The UFT believes that appropriate use of technology in the classroom fosters more engaged learning and inspires students to participate in their education in new and exciting ways. While the DOE has spent considerable time, effort and resources to integrate technology in the classroom, it is clear that its new Social Media Guidelines do more to discourage the use of this technology than to encourage its appropriate use. The UFT agrees that the Internet should be a safe place for members and students to do the work of teaching, learning and communicating, but the union doesn’t want to curtail appropriate uses of new technology that engage students and help them learn. The UFT hopes that its members who use social media sites productively and appropriately still have the desire to do so despite these restrictive guidelines.
That said, you need to be careful. Below is an overview of the new guidelines. This overview should not in any way be interpreted to replace or substitute for the official guidelines, which were created by the DOE and can be found here.
Your privacy settings on social media
The DOE puts the onus on you to monitor your own social media presence and maintain an awareness of current and future privacy settings. The UFT encourages you to review your existing social media site accounts to make sure they comply with these guidelines and to make the appropriate changes if they don’t.
Professional vs. personal social media
The DOE guidelines make the following distinction between professional and personal media (the following definitions are taken directly from the DOE guidelines):
Professional social media is a work-related social media activity that is either school-based (e.g., a DOE principal establishing a Facebook page for his/her school or a DOE teacher establishing a blog for his/her class), or non-school-based (e.g., a DOE office establishing a Facebook page to facilitate the office’s administration of a Chancellor’s Regulation).
Personal social media use is a non-work-related social media activity (e.g., a DOE central administrative employee establishing a Facebook page or a Twitter account for his/her own personal use).
Guidance for using professional social media
- Use the schools.nyc.gov email address that the DOE has assigned you for work-related correspondence.
- Have separate email accounts for personal life and work.
- If you regularly use your personal email for professional use, the DOE will consider it your professional email and hold you to that standard. If you have linked your professional social media site to a personal email address, you should immediately transition the site to a professional email address.
- You are required to get supervisor approval before creating (or get now if you already have created) a professional social media presence. Supervisors or their designees should be given administrative rights or access, including passwords, to these sites.
- Treat professional social media sites like the classroom or workplace
- Use privacy settings to control access to the site and “ensure” that communications ONLY reach the intended audience. The DOE recommends that professional social media sites generally should be private networks.
- Do not post personally identifiable student information of any kind without a signed parent release form.
- If a student posts a picture of another student on your social media site, take it down. You may want to advise students who participate on your site that they are prohibited by the DOE from posting such photographs on professional social media sites.
- There is no expectation of privacy for professional social media use.
- UFT members should neither volunteer nor be assigned to monitor school-wide social media sites.
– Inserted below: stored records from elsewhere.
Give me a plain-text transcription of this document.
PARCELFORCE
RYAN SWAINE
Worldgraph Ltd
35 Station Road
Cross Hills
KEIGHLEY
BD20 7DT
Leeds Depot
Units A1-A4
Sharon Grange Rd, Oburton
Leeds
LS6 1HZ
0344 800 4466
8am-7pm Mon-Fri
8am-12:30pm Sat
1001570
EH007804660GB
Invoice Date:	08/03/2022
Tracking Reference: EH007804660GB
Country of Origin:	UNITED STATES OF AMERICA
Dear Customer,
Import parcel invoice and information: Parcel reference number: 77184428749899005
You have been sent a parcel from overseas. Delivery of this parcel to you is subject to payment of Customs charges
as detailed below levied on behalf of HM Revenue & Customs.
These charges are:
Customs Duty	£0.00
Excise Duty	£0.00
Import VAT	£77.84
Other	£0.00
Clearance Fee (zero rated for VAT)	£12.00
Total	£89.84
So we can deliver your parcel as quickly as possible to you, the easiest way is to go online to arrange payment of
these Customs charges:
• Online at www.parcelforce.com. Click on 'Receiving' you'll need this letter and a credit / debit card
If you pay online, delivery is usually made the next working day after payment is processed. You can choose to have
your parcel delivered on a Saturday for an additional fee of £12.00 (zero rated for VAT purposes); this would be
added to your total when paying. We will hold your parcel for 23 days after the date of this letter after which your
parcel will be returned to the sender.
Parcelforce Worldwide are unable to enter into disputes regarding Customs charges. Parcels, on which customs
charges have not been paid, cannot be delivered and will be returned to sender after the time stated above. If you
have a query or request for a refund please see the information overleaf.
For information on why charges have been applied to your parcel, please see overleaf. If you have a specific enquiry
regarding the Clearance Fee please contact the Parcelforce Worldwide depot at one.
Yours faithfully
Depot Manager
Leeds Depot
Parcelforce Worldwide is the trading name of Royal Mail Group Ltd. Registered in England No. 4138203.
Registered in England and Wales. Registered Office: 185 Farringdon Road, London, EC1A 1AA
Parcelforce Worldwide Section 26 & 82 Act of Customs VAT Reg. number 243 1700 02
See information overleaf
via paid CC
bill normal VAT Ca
Notify your chapter leader if your administration has told you to monitor these sites. The DOE will regularly monitor professional social media sites.
- The DOE recommends that default settings for comments on professional media sites be turned off. Remember, if the default setting for comments is turned on, you must monitor the comments on that site on a daily basis.
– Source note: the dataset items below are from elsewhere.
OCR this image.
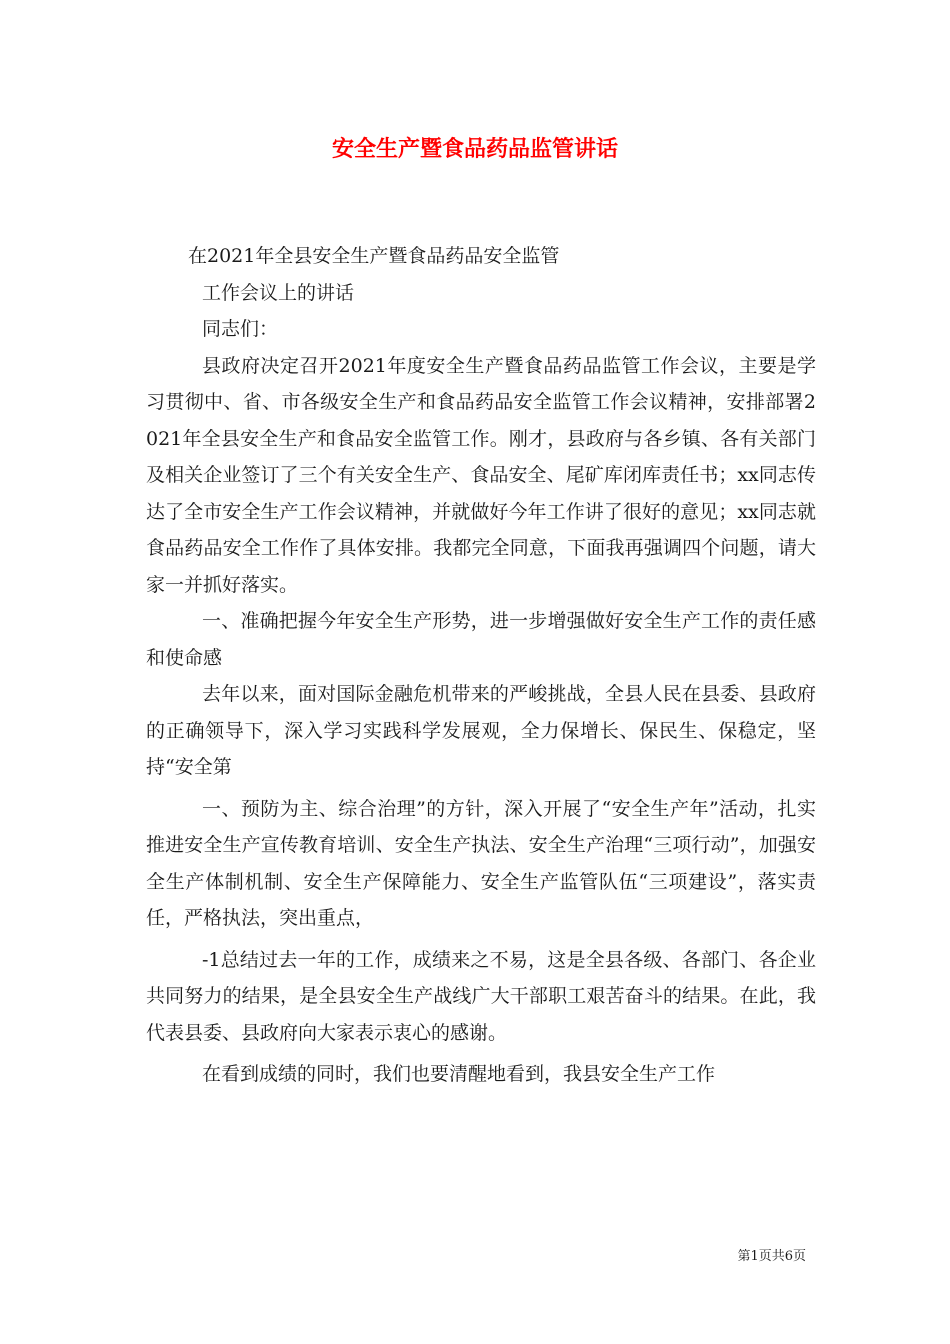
安全生产暨食品药品监管讲话

在2021年全县安全生产暨食品药品安全监管

工作会议上的讲话

同志们：

县政府决定召开2021年度安全生产暨食品药品监管工作会议，主要是学习贯彻中、省、市各级安全生产和食品药品安全监管工作会议精神，安排部署2021年全县安全生产和食品安全监管工作。刚才，县政府与各乡镇、各有关部门及相关企业签订了三个有关安全生产、食品安全、尾矿库闭库责任书；xx同志传达了全市安全生产工作会议精神，并就做好今年工作讲了很好的意见；xx同志就食品药品安全工作作了具体安排。我都完全同意，下面我再强调四个问题，请大家一并抓好落实。

一、准确把握今年安全生产形势，进一步增强做好安全生产工作的责任感和使命感

去年以来，面对国际金融危机带来的严峻挑战，全县人民在县委、县政府的正确领导下，深入学习实践科学发展观，全力保增长、保民生、保稳定，坚持“安全第

一、预防为主、综合治理”的方针，深入开展了“安全生产年”活动，扎实推进安全生产宣传教育培训、安全生产执法、安全生产治理“三项行动”，加强安全生产体制机制、安全生产保障能力、安全生产监管队伍“三项建设”，落实责任，严格执法，突出重点，

-1总结过去一年的工作，成绩来之不易，这是全县各级、各部门、各企业共同努力的结果，是全县安全生产战线广大干部职工艰苦奋斗的结果。在此，我代表县委、县政府向大家表示衷心的感谢。

在看到成绩的同时，我们也要清醒地看到，我县安全生产工作

第1页共6页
Guidance for using personal social media
- Do not communicate personally with currently enrolled DOE students on personal social media sites. Banned communication includes, but is not limited to:
- Use common sense, professional judgment and caution.
- Do not “tag” photos or videos of DOE employees, volunteers, contractors or vendors without their permission.
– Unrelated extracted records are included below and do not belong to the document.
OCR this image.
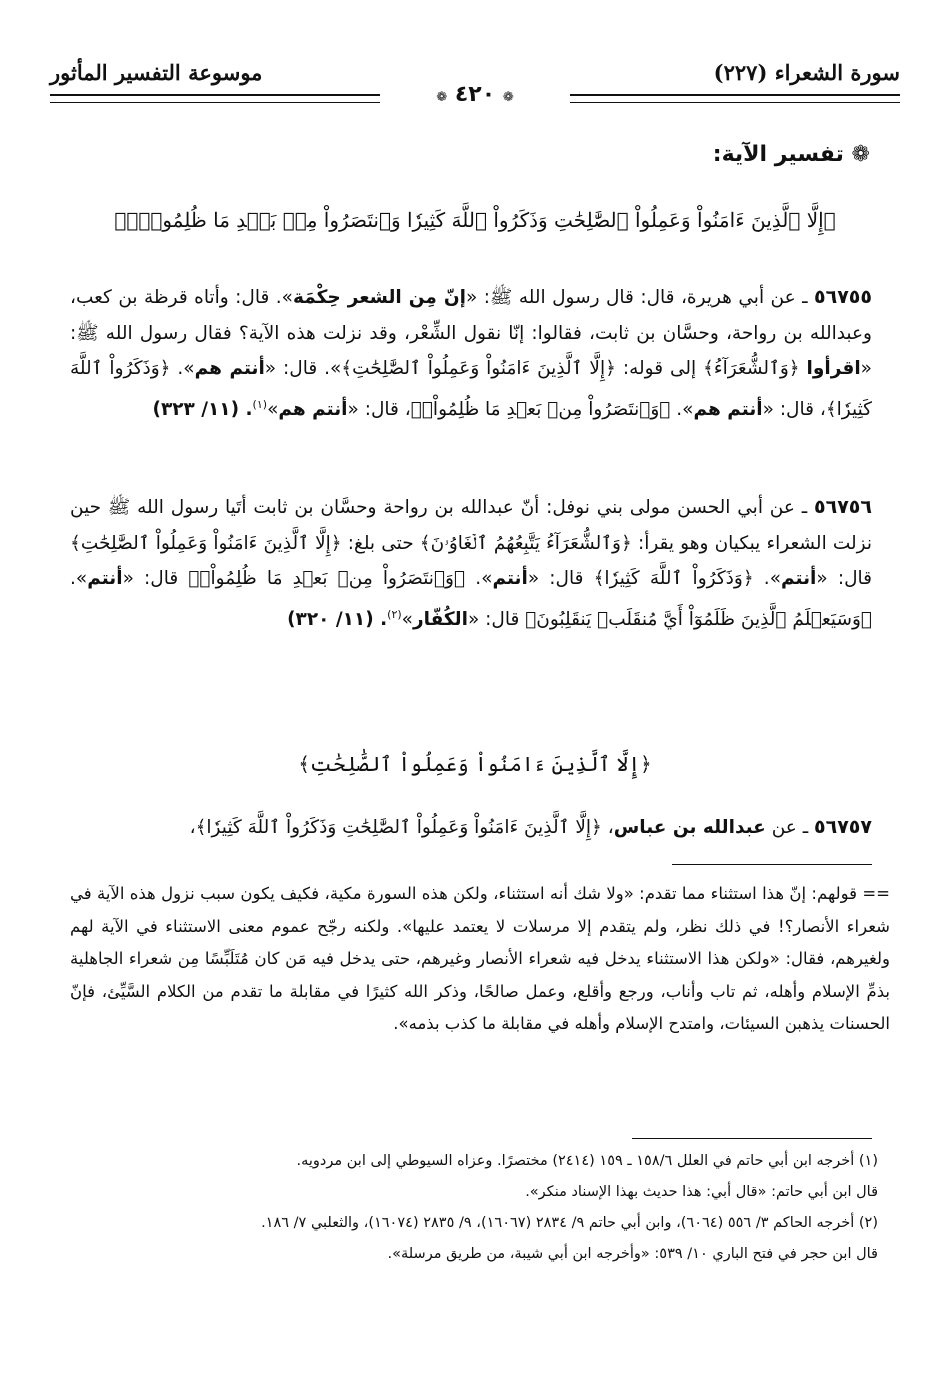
سورة الشعراء (٢٢٧)
موسوعة التفسير المأثور
❁ ٤٢٠ ❁
❁ تفسير الآية:
﴿إِلَّا ٱلَّذِينَ ءَامَنُواْ وَعَمِلُواْ ٱلصَّٰلِحَٰتِ وَذَكَرُواْ ٱللَّهَ كَثِيرٗا وَٱنتَصَرُواْ مِنۢ بَعۡدِ مَا ظُلِمُواْۗ﴾
٥٦٧٥٥ ـ عن أبي هريرة، قال: قال رسول الله ﷺ: «إنّ مِن الشعر حِكْمَة». قال: وأتاه قرظة بن كعب، وعبدالله بن رواحة، وحسَّان بن ثابت، فقالوا: إنّا نقول الشِّعْر، وقد نزلت هذه الآية؟ فقال رسول الله ﷺ: «اقرأوا ﴿وَٱلشُّعَرَآءُ﴾ إلى قوله: ﴿إِلَّا ٱلَّذِينَ ءَامَنُواْ وَعَمِلُواْ ٱلصَّٰلِحَٰتِ﴾». قال: «أنتم هم». ﴿وَذَكَرُواْ ٱللَّهَ كَثِيرٗا﴾، قال: «أنتم هم». ﴿وَٱنتَصَرُواْ مِنۢ بَعۡدِ مَا ظُلِمُواْۗ﴾، قال: «أنتم هم»$^{(١)}$. (١١/ ٣٢٣)
٥٦٧٥٦ ـ عن أبي الحسن مولى بني نوفل: أنّ عبدالله بن رواحة وحسَّان بن ثابت أتَيا رسول الله ﷺ حين نزلت الشعراء يبكيان وهو يقرأ: ﴿وَٱلشُّعَرَآءُ يَتَّبِعُهُمُ ٱلۡغَاوُۥنَ﴾ حتى بلغ: ﴿إِلَّا ٱلَّذِينَ ءَامَنُواْ وَعَمِلُواْ ٱلصَّٰلِحَٰتِ﴾ قال: «أنتم». ﴿وَذَكَرُواْ ٱللَّهَ كَثِيرٗا﴾ قال: «أنتم». ﴿وَٱنتَصَرُواْ مِنۢ بَعۡدِ مَا ظُلِمُواْۗ﴾ قال: «أنتم». ﴿وَسَيَعۡلَمُ ٱلَّذِينَ ظَلَمُوٓاْ أَيَّ مُنقَلَبٖ يَنقَلِبُونَ﴾ قال: «الكُفّار»$^{(٢)}$. (١١/ ٣٢٠)
﴿إِلَّا ٱلَّذِينَ ءَامَنُواْ وَعَمِلُواْ ٱلصَّٰلِحَٰتِ﴾
٥٦٧٥٧ ـ عن عبدالله بن عباس، ﴿إِلَّا ٱلَّذِينَ ءَامَنُواْ وَعَمِلُواْ ٱلصَّٰلِحَٰتِ وَذَكَرُواْ ٱللَّهَ كَثِيرٗا﴾،
== قولهم: إنّ هذا استثناء مما تقدم: «ولا شك أنه استثناء، ولكن هذه السورة مكية، فكيف يكون سبب نزول هذه الآية في شعراء الأنصار؟! في ذلك نظر، ولم يتقدم إلا مرسلات لا يعتمد عليها». ولكنه رجّح عموم معنى الاستثناء في الآية لهم ولغيرهم، فقال: «ولكن هذا الاستثناء يدخل فيه شعراء الأنصار وغيرهم، حتى يدخل فيه مَن كان مُتَلَبِّسًا مِن شعراء الجاهلية بذمِّ الإسلام وأهله، ثم تاب وأناب، ورجع وأقلع، وعمل صالحًا، وذكر الله كثيرًا في مقابلة ما تقدم من الكلام السَّيِّئ، فإنّ الحسنات يذهبن السيئات، وامتدح الإسلام وأهله في مقابلة ما كذب بذمه».

(١) أخرجه ابن أبي حاتم في العلل ١٥٨/٦ ـ ١٥٩ (٢٤١٤) مختصرًا. وعزاه السيوطي إلى ابن مردويه.

قال ابن أبي حاتم: «قال أبي: هذا حديث بهذا الإسناد منكر».

(٢) أخرجه الحاكم ٣/ ٥٥٦ (٦٠٦٤)، وابن أبي حاتم ٩/ ٢٨٣٤ (١٦٠٦٧)، ٩/ ٢٨٣٥ (١٦٠٧٤)، والثعلبي ٧/ ١٨٦.

قال ابن حجر في فتح الباري ١٠/ ٥٣٩: «وأخرجه ابن أبي شيبة، من طريق مرسلة».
- • Do not post personally identifiable student information or tag photos or videos of students on personal social media sites.
- These rules apply 24/7 every day of the year.
- Do not use the DOE logo or link to the DOE website or DOE materials.
- The UFT recommends that you not specify the DOE as an employer to avoid appearing in targeted web searches (i.e. use “literacy teacher” instead of “7th-grade literacy teacher at PS 123K”).
- Refuse or ignore requests from any New York City public school students to join social media networks.
- Do not give students your personal contact information.
- If you use social media for personal purposes, you should take immediate steps to remove current DOE students from those sites.
- Mandated reporting will be enforced for all social media use.
- Chancellor’s Regulations and other applicable laws will be enforced for all social media use. (See Section F, page 5 of the guidelines for information and links to other applicable state, federal and local laws.)
- The DOE will use these Guidelines for employee discipline.
- The DOE’s Social Media Guidelines apply only to DOE employees. Students are covered by the Student Discipline Code.
- Be aware that the DOE has a right to monitor your professional social media sites and has access to all of your public online behavior. If you have any concerns about a post, you should consult with the UFT before you post, not after.